La capitale Conakry a été réveillée à l’aube ce samedi par des tirs d’armes automatiques. Mais après quelques heures de cavale, Dadis Camara a été repris et est déjà de retour en prison.
L’ancien dictateur guinéen Moussa Dadis Camara, sorti de prison samedi matin par un commando lourdement armé, a été repris et remis derrière les barreaux, ont indiqué l’armée et son avocat.
« Le capitaine Moussa Dadis Camara a été retrouvé sain et sauf et reconduit en prison », a dit à l’AFP le directeur de l’information des armées (Dirpa) Ansouma Toumany Camara, sans préciser les circonstances de la capture. Un des avocats de l’ancien président (2008-2009), Jocamey Haba, a confirmé dans un bref échange avec l’AFP que son client était de retour en cellule.
Seul le colonel Claude Pivi reste introuvable sur les trois ou quatre hommes (selon les sources) tirés de prison au cours d’une opération commando, a dit le directeur de la Dirpa. Il « est activement recherché », mais « il n’a aucune chance de quitter le pays puisque Conakry est quadrillée », a-t-il ajouté.
Des assaillants lourdement armés
Tôt ce samedi matin, l’assaut du commando avait réveillé avant l’aube le centre de la capitale au son des armes automatiques.
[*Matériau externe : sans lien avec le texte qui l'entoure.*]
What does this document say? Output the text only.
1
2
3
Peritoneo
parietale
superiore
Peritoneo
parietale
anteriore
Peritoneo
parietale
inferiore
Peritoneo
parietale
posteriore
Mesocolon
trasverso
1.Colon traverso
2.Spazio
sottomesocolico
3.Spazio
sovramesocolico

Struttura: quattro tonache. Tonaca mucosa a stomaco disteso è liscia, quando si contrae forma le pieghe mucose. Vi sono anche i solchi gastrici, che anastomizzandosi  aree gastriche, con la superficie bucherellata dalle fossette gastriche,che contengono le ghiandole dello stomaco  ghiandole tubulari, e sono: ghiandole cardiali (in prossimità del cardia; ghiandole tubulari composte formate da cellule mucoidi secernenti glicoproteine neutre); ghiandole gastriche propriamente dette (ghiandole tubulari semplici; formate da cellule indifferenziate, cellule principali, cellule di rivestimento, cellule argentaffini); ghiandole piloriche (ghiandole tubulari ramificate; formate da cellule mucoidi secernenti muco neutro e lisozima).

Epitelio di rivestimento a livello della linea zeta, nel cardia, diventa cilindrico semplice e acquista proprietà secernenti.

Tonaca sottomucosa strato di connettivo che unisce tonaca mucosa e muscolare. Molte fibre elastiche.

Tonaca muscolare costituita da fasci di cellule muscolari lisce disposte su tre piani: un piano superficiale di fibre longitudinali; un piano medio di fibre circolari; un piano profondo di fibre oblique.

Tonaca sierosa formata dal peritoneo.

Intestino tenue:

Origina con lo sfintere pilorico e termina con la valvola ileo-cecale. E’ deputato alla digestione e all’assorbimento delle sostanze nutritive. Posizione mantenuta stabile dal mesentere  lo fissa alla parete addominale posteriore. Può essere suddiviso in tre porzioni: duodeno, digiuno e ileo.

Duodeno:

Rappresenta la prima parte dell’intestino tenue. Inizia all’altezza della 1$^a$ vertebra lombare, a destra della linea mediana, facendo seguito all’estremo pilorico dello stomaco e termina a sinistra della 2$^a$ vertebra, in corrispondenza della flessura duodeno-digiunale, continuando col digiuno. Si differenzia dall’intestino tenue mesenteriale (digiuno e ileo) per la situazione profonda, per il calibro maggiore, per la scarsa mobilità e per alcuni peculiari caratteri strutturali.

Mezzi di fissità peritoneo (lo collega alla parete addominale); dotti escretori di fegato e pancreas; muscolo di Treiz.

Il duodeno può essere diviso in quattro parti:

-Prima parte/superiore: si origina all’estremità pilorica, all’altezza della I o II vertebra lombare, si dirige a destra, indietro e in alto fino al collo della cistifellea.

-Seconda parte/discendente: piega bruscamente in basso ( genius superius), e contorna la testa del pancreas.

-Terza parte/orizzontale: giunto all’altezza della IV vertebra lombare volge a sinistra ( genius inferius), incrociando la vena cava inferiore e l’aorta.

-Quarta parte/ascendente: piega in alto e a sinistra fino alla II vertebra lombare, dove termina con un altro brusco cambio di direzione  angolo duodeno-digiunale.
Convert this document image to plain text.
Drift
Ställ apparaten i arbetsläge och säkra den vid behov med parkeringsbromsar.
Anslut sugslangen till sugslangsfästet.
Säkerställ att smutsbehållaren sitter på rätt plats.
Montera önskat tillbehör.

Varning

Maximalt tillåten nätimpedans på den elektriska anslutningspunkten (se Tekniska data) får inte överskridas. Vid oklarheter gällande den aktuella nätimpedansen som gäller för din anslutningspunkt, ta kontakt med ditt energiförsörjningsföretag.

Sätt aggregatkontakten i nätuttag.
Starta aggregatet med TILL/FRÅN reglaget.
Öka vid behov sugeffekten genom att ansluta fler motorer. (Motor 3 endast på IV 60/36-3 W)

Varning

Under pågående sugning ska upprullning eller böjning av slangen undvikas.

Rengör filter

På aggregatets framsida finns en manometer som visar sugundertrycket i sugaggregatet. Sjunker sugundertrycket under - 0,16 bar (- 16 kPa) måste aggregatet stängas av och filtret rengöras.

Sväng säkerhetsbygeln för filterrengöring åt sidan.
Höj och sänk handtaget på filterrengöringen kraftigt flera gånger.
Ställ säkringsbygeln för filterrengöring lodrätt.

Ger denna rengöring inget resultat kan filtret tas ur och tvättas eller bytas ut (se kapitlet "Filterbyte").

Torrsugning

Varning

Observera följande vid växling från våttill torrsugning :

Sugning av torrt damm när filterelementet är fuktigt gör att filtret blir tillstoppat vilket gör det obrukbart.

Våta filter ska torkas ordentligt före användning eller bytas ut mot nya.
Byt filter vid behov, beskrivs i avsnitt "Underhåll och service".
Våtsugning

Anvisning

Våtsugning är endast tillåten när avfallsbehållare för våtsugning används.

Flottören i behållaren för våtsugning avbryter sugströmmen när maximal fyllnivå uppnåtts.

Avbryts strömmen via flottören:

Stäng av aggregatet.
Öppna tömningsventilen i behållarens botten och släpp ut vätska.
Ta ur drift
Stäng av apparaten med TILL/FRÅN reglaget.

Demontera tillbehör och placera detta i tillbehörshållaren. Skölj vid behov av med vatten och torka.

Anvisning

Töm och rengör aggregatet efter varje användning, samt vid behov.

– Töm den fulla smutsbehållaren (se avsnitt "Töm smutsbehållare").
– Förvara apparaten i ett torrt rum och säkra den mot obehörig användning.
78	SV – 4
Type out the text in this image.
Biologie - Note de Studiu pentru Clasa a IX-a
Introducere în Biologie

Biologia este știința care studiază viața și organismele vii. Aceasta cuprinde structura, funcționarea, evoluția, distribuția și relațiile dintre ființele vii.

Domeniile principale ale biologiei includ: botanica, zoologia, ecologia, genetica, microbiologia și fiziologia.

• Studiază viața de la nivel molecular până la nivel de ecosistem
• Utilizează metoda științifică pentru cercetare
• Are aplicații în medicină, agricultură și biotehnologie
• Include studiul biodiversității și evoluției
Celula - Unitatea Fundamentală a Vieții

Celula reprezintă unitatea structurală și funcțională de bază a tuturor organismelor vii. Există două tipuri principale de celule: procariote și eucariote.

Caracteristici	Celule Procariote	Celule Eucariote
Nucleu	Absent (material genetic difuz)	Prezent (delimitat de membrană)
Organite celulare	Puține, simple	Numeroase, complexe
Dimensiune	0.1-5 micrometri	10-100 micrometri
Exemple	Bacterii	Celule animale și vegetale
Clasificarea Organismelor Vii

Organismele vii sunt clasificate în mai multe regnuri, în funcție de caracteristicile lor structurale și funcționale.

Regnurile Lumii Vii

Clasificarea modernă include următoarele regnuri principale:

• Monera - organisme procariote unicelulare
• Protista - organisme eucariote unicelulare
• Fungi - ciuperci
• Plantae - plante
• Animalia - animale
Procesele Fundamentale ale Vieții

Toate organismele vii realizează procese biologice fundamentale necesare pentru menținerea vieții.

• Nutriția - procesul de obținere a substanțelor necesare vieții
Un groupe de militaires masqués et lourdement armés était arrivé vers 4 heures (locales et GMT) devant la prison dont ils ont forcé les accès, a dit une source judiciaire sous le couvert de l’anonymat, compte tenu de la sensibilité du sujet. Ils ont déclaré « être venus libérer le capitaine Dadis Camara », a-t-elle dit.
À l’intérieur, les assaillants, qui semblaient connaître les lieux, se sont dirigés vers la cellule du capitaine et l’en ont extrait ainsi que d’autres détenus pour les emmener vers une destination inconnue, a-t-elle ajouté. « Le procureur général m’a confirmé que mon client avait été sorti de prison par des hommes lourdement armés », a dit à l’AFP son avocat, Jocamey Haba, en évoquant la possibilité que son client ait été emmené contre son gré.
L’opération a secoué Kaloum, quartier de la présidence, des institutions, des affaires et d’un certain nombre d’ambassades, mais aussi de la prison centrale. Cet accès de fièvre a immédiatement réveillé le souvenir du putsch, mené à peu près à la même heure, du 5 septembre 2021 quand le colonel Mamady Doumbouya avait pris d’assaut le palais présidentiel avec ses hommes et renversé le président civil Alpha Condé par les armes.
Jugés après le massacre d’opposants réunis dans un stade
Plusieurs sources faisait aussi état de l’évasion Moussa Tiegboro Camara et Claude Pivi, jugés comme Dadis Camara, parmi une dizaine d’anciens responsables militaires et gouvernementaux, pour le massacre de 2009. La Guinée, pays à l’histoire politique tourmentée depuis l’indépendance vis-à-vis de la France, vient d’entrer dans la deuxième année de ce procès, pour lequel Moussa Dadis Camara était détenu depuis le début des audiences en septembre 2022.
Ils répondent d’une litanie de meurtres, actes de torture, viols et autres enlèvements commis le 28 septembre 2009 par les forces de sécurité au stade du 28-Septembre dans la banlieue de Conakry, où s’étaient réunis des dizaines de milliers de sympathisants de l’opposition, et aux alentours. Au moins 156 personnes y ont été tuées et des centaines blessées, et au moins 109 femmes violées, selon le rapport d’une commission d’enquête mandatée par l’ONU.
Ce procès s’est ouvert en septembre 2022 alors que le nouvel homme fort du pays, le colonel Doumbouya, a promis après son coup de force de refonder l’État guinéen et de faire de la justice sa « boussole ».
Après le putsch de 2021, le colonel Doumbouya s’est fait investir président et s’est engagé sous la pression internationale à remettre le pouvoir à des civils élus dans un délai de deux ans à partir de janvier 2023. Les Forces vives de Guinée, collectif de partis et d’organisations d’opposition ont dénoncé des engagements non tenus et une dérive autoritaire, évoquant une « dictature naissante ».